Nachfrage bestimmt das Angebot
Das 'Kinderzimmer' von P+P Pöllath ist ebenfalls eine Reaktion auf Betreuungsengpässe. Allerdings ist es im Münchner Standort der Kanzlei eher zufällig entstanden. Und den Begriff 'Kinderzimmer' gibt es hier eigentlich gar nicht offiziell. "Bei uns werden viele Kinder- und Familienevents gefeiert. Die Spiel- und Bastelsachen dafür werden bei uns gelagert. So hat sich das Kinderzimmer schleichend entwickelt", erzählt Dr. Eva Nase, Gesellschaftsrechtlerin und verantwortliche Partnerin für Personalfragen bei Pöllath. "Die Entscheidung war nicht strategisch." Das Zimmer könnte auch ein normales Büro sein: Darin stehen drei Tische, Regale und Möbel aus dem altem Büro vor dem Umzug. Der Raum ist nicht mit Kindermobiliar ausgestattet worden, die Spielsachen sind im Rahmen von Kinderfesten wie Osterbasteln, Halloweenaktionen oder Weihnachtsfeiern übrig geblieben oder wurden von Mitarbeitern gespendet.
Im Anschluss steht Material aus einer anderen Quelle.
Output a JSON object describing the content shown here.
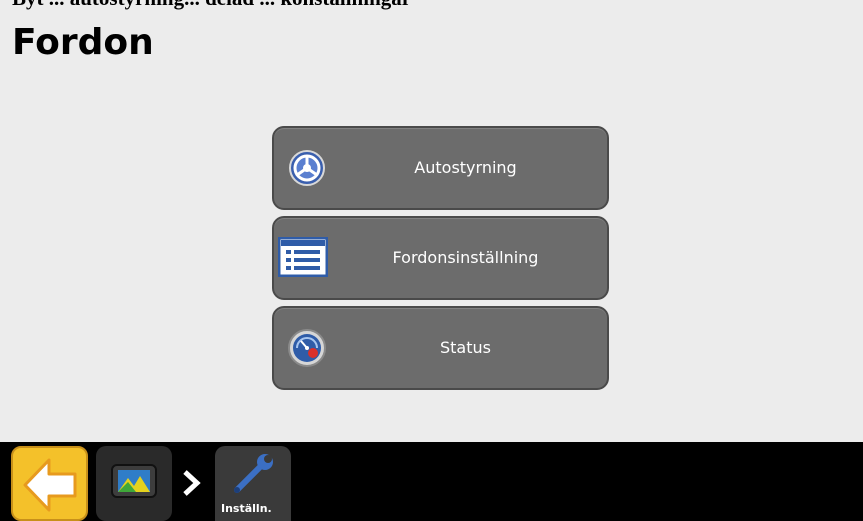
{
  "top_caption": "Byt ... autostyrning... delad ... konstallningar",
  "page_title": "Fordon",
  "menu": {
    "items": [
      {
        "label": "Autostyrning",
        "icon": "steering-wheel-icon"
      },
      {
        "label": "Fordonsinställning",
        "icon": "document-list-icon"
      },
      {
        "label": "Status",
        "icon": "gauge-icon"
      }
    ]
  },
  "bottom_bar": {
    "back_icon": "back-arrow-icon",
    "home_icon": "display-home-icon",
    "breadcrumb_separator_icon": "chevron-right-icon",
    "current": {
      "label": "Inställn.",
      "icon": "wrench-icon"
    }
  },
  "colors": {
    "background": "#ececec",
    "button": "#6c6c6c",
    "button_border": "#4a4a4a",
    "back_button": "#f4c12a",
    "bottom_bar": "#000000"
  }
}
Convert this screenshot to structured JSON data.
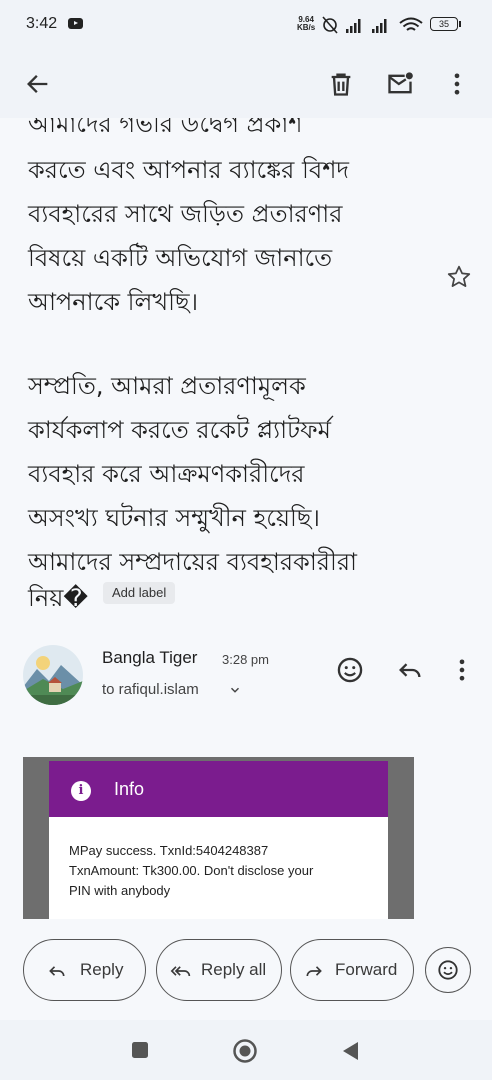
{
  "status_bar": {
    "time": "3:42",
    "net_speed_value": "9.64",
    "net_speed_unit": "KB/s",
    "battery": "35"
  },
  "toolbar": {
    "back": "arrow-back-icon",
    "delete": "trash-icon",
    "mark_unread": "mail-unread-icon",
    "more": "more-vert-icon"
  },
  "email_body": {
    "lines_1": [
      "আমাদের গভীর উদ্বেগ প্রকাশ",
      "করতে এবং আপনার ব্যাঙ্কের বিশদ",
      "ব্যবহারের সাথে জড়িত প্রতারণার",
      "বিষয়ে একটি অভিযোগ জানাতে",
      "আপনাকে লিখছি।"
    ],
    "lines_2": [
      "সম্প্রতি, আমরা প্রতারণামূলক",
      "কার্যকলাপ করতে রকেট প্ল্যাটফর্ম",
      "ব্যবহার করে আক্রমণকারীদের",
      "অসংখ্য ঘটনার সম্মুখীন হয়েছি।",
      "আমাদের সম্প্রদায়ের ব্যবহারকারীরা"
    ],
    "last_line": "নিয়�",
    "add_label": "Add label"
  },
  "message_header": {
    "sender": "Bangla Tiger",
    "time": "3:28 pm",
    "to": "to rafiqul.islam"
  },
  "attachment": {
    "title": "Info",
    "message_lines": [
      "MPay success. TxnId:5404248387",
      "TxnAmount: Tk300.00. Don't disclose your",
      "PIN with anybody"
    ]
  },
  "actions": {
    "reply": "Reply",
    "reply_all": "Reply all",
    "forward": "Forward"
  },
  "colors": {
    "accent": "#7b1c8e",
    "background": "#f6f8fb"
  }
}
"Die Kinder sind nicht tageweise da, sondern in der Regel für wenige Stunden. Damit geben wir den Eltern die Möglichkeit, Zeitengpässe zu überbrücken, wenn sie zum Beispiel einen Arzttermin haben", sagt Nase. Bei Pöllath passen dann Studenten auf die Kinder auf, ein Arbeitsplatz ist in dem Zimmer nicht eingerichtet. Die Nachfrage nach kanzlei-eigener Betreuung sei bei Pöllath überschaubar. "Es ist wie so oft: Die Nachfrage bestimmt das Angebot. Viele unserer Kollegen nutzen vermehrt die Möglichkeit, in solchen Situationen von zu Hause zu arbeiten. Home-Office ist bei uns möglich, dann kann das Kind in seiner gewohnten Umgebung Kraft tanken."
Einen vergleichsweise großen Andrang auf das Zimmer wie bei Menold Bezler gibt es deshalb bei Pöllath nicht. Auch sei es nicht realistisch, mit Kindern in einem Raum konzentriert zu arbeiten. Nase findet: "Bei vielen fällt dann sehr schnell der Konzentrationsgrad. Entweder wird man zwischendurch angesprochen oder das Kind will Aufmerksamkeit. Zuhause aber ist das Kind in seiner gewohnten Umgebung und kann sich dort eher mal für eine Stunde selbst beschäftigen."
Kinder sind dennoch ein vertrautes Bild in der Kanzlei. Oft verbringen sie einige Zeit im Büro der Eltern oder in der kanzleieigenen Kantine. "Wir wollen den Bedürfnissen unserer Kollegen so gut wie möglich gerecht werden", sagt Nase. Familienfreundlichkeit kann also auch ohne Strategie oder umständliche Partnerentscheidungen realisiert werden.